Cependant, pour chaque bataille épique qui finit dans les livres d'histoire, il y en a plus d'une dont les protagonistes préfèrent ne pas parler. C'est le cas de la bataille de Tsushima, entre la Russie et le Japon.
Nous sommes en 1904, et la Russie et le Japon sont en guerre pour des ambitions impériales rivales. L'un des principaux points de discorde est Port Arthur, une base navale louée à la Russie dans le nord-est de la Chine, à l'ouest de la péninsule coréenne.
Vladivostok, le principal port russe dans l'océan Pacifique, gèle pendant l'hiver, ce qui le rend inutilisable pour le commerce maritime ou la défense navale durant quelques mois.

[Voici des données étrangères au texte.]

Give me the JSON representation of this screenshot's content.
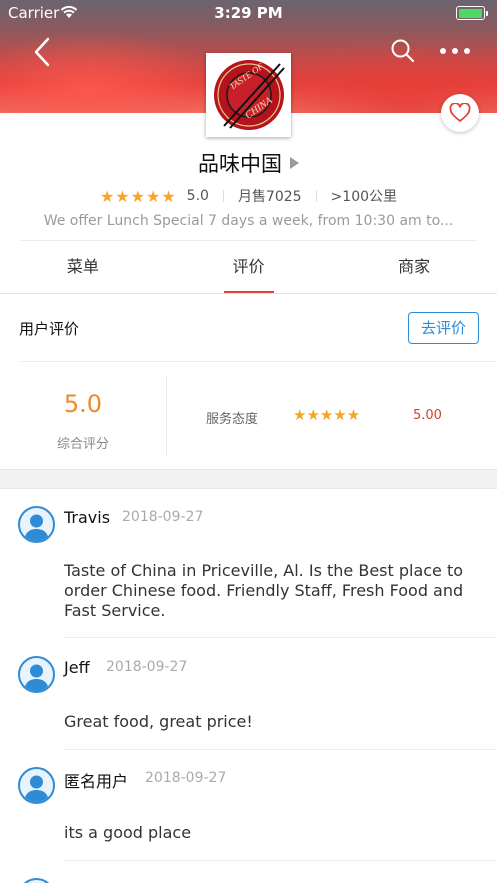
{
  "status_bar": {
    "carrier": "Carrier",
    "time": "3:29 PM",
    "battery_level": 1.0,
    "battery_color": "#4cd964"
  },
  "nav": {
    "back_icon": "chevron-left-icon",
    "search_icon": "search-icon",
    "more_icon": "more-dots-icon"
  },
  "shop": {
    "logo_text_top": "TASTE OF",
    "logo_text_bottom": "CHINA",
    "name": "品味中国",
    "stars": "★★★★★",
    "rating": "5.0",
    "monthly_sales": "月售7025",
    "distance": ">100公里",
    "description": "We offer Lunch Special 7 days a week, from 10:30 am to..."
  },
  "tabs": [
    {
      "label": "菜单",
      "active": false
    },
    {
      "label": "评价",
      "active": true
    },
    {
      "label": "商家",
      "active": false
    }
  ],
  "reviews_section": {
    "title": "用户评价",
    "write_button": "去评价",
    "overall_score": "5.0",
    "overall_label": "综合评分",
    "service_label": "服务态度",
    "service_stars": "★★★★★",
    "service_score": "5.00"
  },
  "reviews": [
    {
      "name": "Travis",
      "date": "2018-09-27",
      "text": "Taste of China in Priceville, Al. Is the Best place to order Chinese food. Friendly Staff, Fresh Food and Fast Service."
    },
    {
      "name": "Jeff",
      "date": "2018-09-27",
      "text": "Great food, great price!"
    },
    {
      "name": "匿名用户",
      "date": "2018-09-27",
      "text": "its a good place"
    }
  ],
  "colors": {
    "accent": "#e8413c",
    "link_blue": "#2e8bd6",
    "star": "#f5a623",
    "score_orange": "#f08a2c"
  }
}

Port Arthur pouvait être utilisé toute l'année mais, étant plus proche du Japon que de la Russie, il a été la toute première cible de la guerre russo-japonaise.
Après plusieurs batailles, la flotte russe du Pacifique est décimée. Mais le tsar Nicolas II n'a pas l'intention d'accepter cela. Il décide alors d'opter pour la seule solution logique : expédier des navires de la flotte de la Baltique au cours d'un voyage de 18 000 milles pour briser le blocus de Port Arthur.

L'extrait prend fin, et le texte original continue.